Express Scripts (CI) announced a new electronic heath formulary this week, potentially transforming the way digital health solutions will be paid for in the near future.
Back in May, the pharmacy benefits company — which is owned by Cigna — first announced its intention to create the digital list of health care recommendations and accompanying treatments, which helps make costs more transparent, and treatment more accessible.
Recently, Express Scripts revealed its first cohort of 15 different disease states being addressed, which include diabetes, heart conditions and behavioral health solutions. Omada and Livongo (LVGO) are two of a handful of leading health companies in the initial wave.
“There’s nothing else like this in the marketplace today,” Mark Bini, vice president of Innovation and Member Experience at Express Scripts, told Yahoo Finance.
“That’s why we were so excited yesterday to announce eat first cohort and this will expand over time,” he added.
Often, digital health companies had to rely on direct-to-consumer and employer strategies as ways to grow their operations and their revenue, and gain traction for their products. Even health insurance plans have created pilot relationships or contracted with some companies.
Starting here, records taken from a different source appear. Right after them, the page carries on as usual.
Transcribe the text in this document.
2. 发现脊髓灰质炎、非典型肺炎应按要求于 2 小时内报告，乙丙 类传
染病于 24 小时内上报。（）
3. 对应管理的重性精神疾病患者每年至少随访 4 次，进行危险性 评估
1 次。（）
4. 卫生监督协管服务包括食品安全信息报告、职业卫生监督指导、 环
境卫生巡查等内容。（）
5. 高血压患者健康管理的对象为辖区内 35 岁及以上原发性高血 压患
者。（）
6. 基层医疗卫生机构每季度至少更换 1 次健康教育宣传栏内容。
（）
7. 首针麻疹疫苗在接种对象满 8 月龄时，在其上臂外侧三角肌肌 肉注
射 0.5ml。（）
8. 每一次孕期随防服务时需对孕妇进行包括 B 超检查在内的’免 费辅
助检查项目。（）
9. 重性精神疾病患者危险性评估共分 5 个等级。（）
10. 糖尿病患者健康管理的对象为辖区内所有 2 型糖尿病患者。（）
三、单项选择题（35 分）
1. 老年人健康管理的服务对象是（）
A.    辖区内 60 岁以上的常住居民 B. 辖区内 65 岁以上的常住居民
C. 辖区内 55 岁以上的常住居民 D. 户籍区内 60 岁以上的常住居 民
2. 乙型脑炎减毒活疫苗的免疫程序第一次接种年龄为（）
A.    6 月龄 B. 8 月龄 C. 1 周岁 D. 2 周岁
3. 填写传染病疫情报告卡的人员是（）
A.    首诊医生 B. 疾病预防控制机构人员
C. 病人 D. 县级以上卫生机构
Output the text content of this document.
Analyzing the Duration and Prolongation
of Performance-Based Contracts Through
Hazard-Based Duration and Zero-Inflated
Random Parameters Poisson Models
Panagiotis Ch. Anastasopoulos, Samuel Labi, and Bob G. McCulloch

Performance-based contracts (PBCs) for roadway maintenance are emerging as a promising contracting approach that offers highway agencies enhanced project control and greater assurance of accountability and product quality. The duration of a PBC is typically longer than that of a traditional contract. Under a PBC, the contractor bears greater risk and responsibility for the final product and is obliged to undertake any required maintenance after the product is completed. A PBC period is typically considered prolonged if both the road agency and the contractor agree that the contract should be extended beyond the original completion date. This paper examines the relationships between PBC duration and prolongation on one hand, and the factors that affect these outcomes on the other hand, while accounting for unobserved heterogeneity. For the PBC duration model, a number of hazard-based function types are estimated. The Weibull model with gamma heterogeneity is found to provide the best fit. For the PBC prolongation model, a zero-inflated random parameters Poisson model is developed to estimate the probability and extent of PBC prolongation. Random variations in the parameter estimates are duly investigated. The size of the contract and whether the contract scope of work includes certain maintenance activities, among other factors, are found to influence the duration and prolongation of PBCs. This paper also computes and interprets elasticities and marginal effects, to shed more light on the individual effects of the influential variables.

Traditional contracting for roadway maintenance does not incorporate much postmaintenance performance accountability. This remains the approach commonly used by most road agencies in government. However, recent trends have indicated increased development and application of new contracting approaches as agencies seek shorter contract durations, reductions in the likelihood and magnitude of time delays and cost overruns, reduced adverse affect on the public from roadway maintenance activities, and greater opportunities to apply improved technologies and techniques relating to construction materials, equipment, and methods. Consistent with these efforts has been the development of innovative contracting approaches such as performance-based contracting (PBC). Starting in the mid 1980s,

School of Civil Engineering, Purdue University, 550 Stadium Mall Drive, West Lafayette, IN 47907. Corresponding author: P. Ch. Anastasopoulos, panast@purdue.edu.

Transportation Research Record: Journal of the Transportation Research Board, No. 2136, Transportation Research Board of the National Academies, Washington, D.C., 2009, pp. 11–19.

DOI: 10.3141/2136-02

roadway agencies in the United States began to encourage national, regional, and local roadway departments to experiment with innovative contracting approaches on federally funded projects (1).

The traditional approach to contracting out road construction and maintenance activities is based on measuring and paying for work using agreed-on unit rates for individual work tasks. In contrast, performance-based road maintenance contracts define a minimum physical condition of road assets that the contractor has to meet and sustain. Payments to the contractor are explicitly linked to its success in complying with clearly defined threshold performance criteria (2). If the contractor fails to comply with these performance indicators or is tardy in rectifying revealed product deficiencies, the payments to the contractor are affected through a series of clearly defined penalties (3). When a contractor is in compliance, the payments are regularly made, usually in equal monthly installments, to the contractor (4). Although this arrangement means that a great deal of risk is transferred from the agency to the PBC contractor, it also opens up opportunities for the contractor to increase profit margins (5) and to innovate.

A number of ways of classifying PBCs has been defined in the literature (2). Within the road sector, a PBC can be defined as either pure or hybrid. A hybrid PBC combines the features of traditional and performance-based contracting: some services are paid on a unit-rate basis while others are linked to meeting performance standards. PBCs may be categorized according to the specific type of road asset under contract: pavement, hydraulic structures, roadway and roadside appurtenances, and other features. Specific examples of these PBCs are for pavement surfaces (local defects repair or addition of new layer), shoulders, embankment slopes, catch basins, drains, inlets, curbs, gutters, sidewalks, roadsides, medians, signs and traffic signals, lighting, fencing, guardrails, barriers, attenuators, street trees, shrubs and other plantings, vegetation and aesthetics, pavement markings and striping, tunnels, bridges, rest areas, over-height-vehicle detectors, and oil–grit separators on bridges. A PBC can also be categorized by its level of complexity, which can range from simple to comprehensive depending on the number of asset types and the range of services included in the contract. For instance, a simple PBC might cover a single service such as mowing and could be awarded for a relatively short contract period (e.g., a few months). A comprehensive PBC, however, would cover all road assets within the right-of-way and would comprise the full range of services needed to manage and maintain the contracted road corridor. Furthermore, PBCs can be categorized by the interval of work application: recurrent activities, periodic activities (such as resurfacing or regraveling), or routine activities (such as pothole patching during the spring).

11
But the health system at-large has largely been involved in an investor or partner role. If successful, Express Scripts’ move — which its competitors are also working on — has the potential to move digital health into the mainstream.
“A lot of digital health companies found themselves going directly to payers, employers, health plans, etc. to try to gain traction for their particular solution,” Bini said.
“And the pain point we’re solving her is that even that model is flawed because employers have a very difficult time managing multiple vendor relationships, and typically don’t have the expertise...within their HR benefits department to determine whether or not the solutions work,” he added.
But one benefit of working with employers has been the ability to offer fixed cost solutions, such as $20 per person, or a wholesale price for the employer to give its employees access.
A formulary may change the game. But they are often faulted for the high cost of drugs — and the power that pharmacy benefits managers wield in that equation.
Bini told Yahoo Finance that the formulary is meant to create a competitive environment for digital health that is aimed to lower costs.
“Putting these solutions into a formulary is exactly what our payers need, because what it allows for us to do is to create a level playing field for digital health companies to compete for access to the payers that we serve, and the patients that they cover,” Bini said.
“So, in terms of the pricing, it creates a competitive landscape that most of these payers cannot negotiate effectively on their own,” the executive added.
Express Scripts said it created a panel of experts to vet the digital health companies, which includes physicians, specialists, pharmacists that specialize in the disease states, and health services researchers.
“It’s going to make it easier for payers to cover digital solutions within their pharmacy benefit,” Bini said.